I really like her, but I struggle with my physical attraction to her. What should I do?

I'm 35, I would like to start a family soon, and I have been dating trying to find a woman that I can build a life with. I would say I'm a catch, decent looking, 6 foot, great career. I am the type of man that a lot of women want to marry.

I had my heart broken about 2 years ago and I have had a hard time moving on since. I have had a couple of relationships since then, but I seem to have a weakness for very attractive women with bad attitudes.

With all that being said, about 3 months ago I met a woman, that isn't anything like the women I have dated before. She obviously really likes me basically and treats me how I have always wanted to be treated by a woman. Our dogs get along, we have a lot in common, and she is just easy to be with.
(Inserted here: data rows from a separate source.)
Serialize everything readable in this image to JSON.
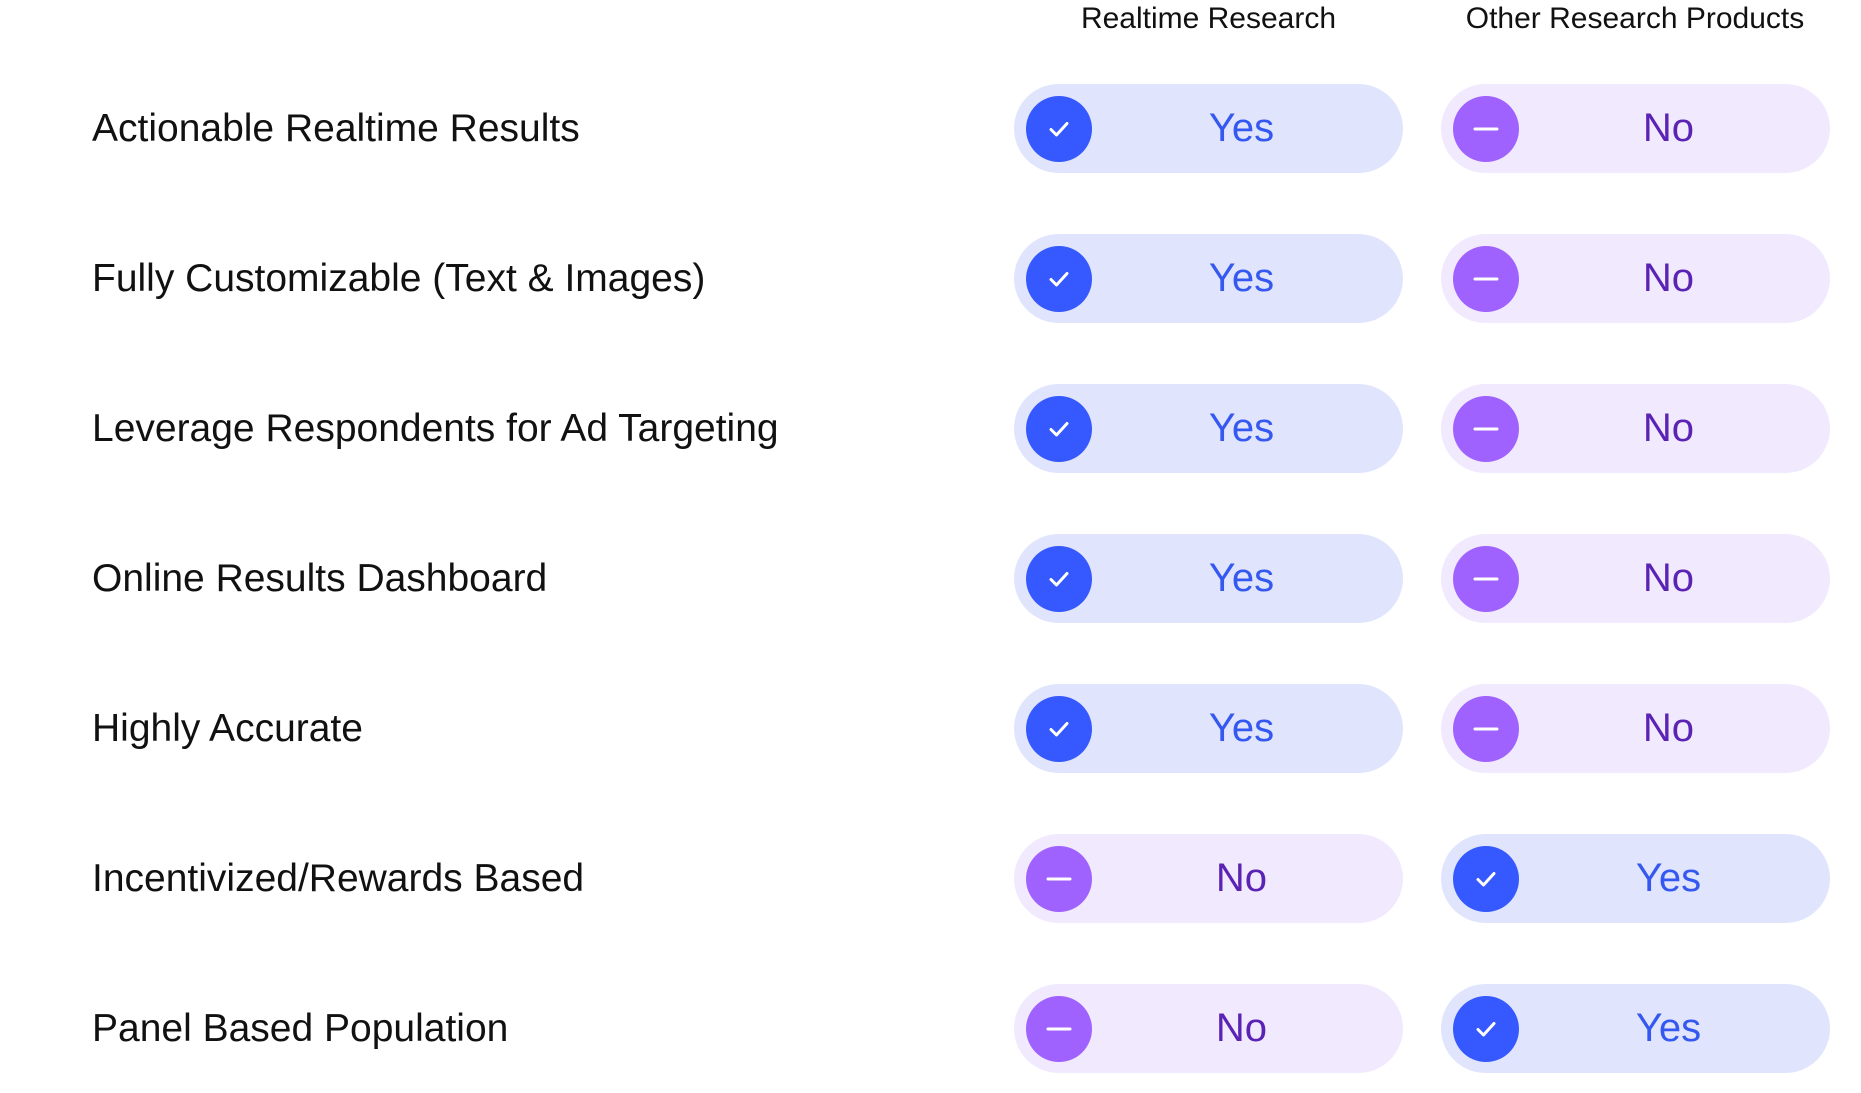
{
  "columns": [
    "Realtime Research",
    "Other Research Products"
  ],
  "colors": {
    "yes_circle": "#3558ff",
    "yes_bg": "#e0e5fd",
    "yes_text": "#3558f0",
    "no_circle": "#a062ff",
    "no_bg": "#f1e9fe",
    "no_text": "#5b23b4"
  },
  "rows": [
    {
      "feature": "Actionable Realtime Results",
      "values": [
        {
          "label": "Yes",
          "icon": "check-icon"
        },
        {
          "label": "No",
          "icon": "minus-icon"
        }
      ]
    },
    {
      "feature": "Fully Customizable (Text & Images)",
      "values": [
        {
          "label": "Yes",
          "icon": "check-icon"
        },
        {
          "label": "No",
          "icon": "minus-icon"
        }
      ]
    },
    {
      "feature": "Leverage Respondents for Ad Targeting",
      "values": [
        {
          "label": "Yes",
          "icon": "check-icon"
        },
        {
          "label": "No",
          "icon": "minus-icon"
        }
      ]
    },
    {
      "feature": "Online Results Dashboard",
      "values": [
        {
          "label": "Yes",
          "icon": "check-icon"
        },
        {
          "label": "No",
          "icon": "minus-icon"
        }
      ]
    },
    {
      "feature": "Highly Accurate",
      "values": [
        {
          "label": "Yes",
          "icon": "check-icon"
        },
        {
          "label": "No",
          "icon": "minus-icon"
        }
      ]
    },
    {
      "feature": "Incentivized/Rewards Based",
      "values": [
        {
          "label": "No",
          "icon": "minus-icon"
        },
        {
          "label": "Yes",
          "icon": "check-icon"
        }
      ]
    },
    {
      "feature": "Panel Based Population",
      "values": [
        {
          "label": "No",
          "icon": "minus-icon"
        },
        {
          "label": "Yes",
          "icon": "check-icon"
        }
      ]
    }
  ]
}
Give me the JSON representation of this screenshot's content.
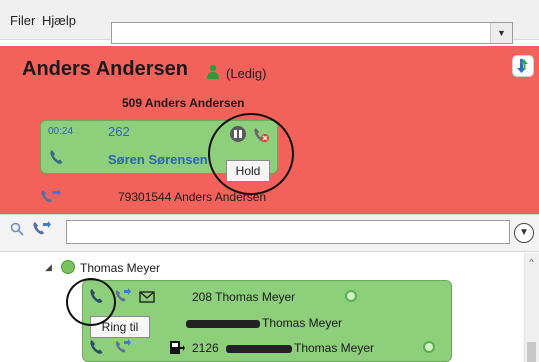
{
  "menu": {
    "file": "Filer",
    "help": "Hjælp"
  },
  "user": {
    "name": "Anders Andersen",
    "status": "(Ledig)",
    "extension_line": "509 Anders Andersen"
  },
  "active_call": {
    "duration": "00:24",
    "number": "262",
    "name": "Søren Sørensen",
    "hold_tooltip": "Hold"
  },
  "forward": {
    "text": "79301544 Anders Andersen"
  },
  "search": {
    "placeholder": ""
  },
  "contacts": {
    "group_name": "Thomas Meyer",
    "rows": [
      {
        "text": "208 Thomas Meyer"
      },
      {
        "text": "Thomas Meyer"
      },
      {
        "prefix": "2126",
        "text": "Thomas Meyer"
      }
    ],
    "ring_tooltip": "Ring til"
  },
  "colors": {
    "header_red": "#f2625a",
    "card_green": "#8ecf7c",
    "link_blue": "#2e63b7"
  }
}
The problem, she is a bit overweight, and I struggle with being fully attracted to her. Everything else is good and I find myself feeling like a dick for thinking this. I like short Hispanic women with a pretty face, which she is, but he body type is not exactly my type. That's literally the only issue I have with her.

I am a pretty sexual person, but with her, I just don't have the desire to have sex all the time. I think she is attractive, and when she gets dressed up I can get into it. We have sex about 1-2 a week. But I just like hanging out with her so much, it's so comfortable it just doesn't seem important sometimes, and she doesn't seem to be bothered by it. But also isn't the type to say anything if she did feel something about it. I have feelings for her, but it's not the overwhelming lust (maybe love) I have felt with the girl that broke my heart.

I feel like this is the type of woman I need. I don't really think of it as settling, maybe just realizing I was chasing the wrong thing. But then the fact that I struggle with my attraction to her also seems like an issue. What should I do here? I feel like I could have a life with this woman if I could get past this issue in my head.
I really like her, but I struggle with my physical attraction to her. What should I do?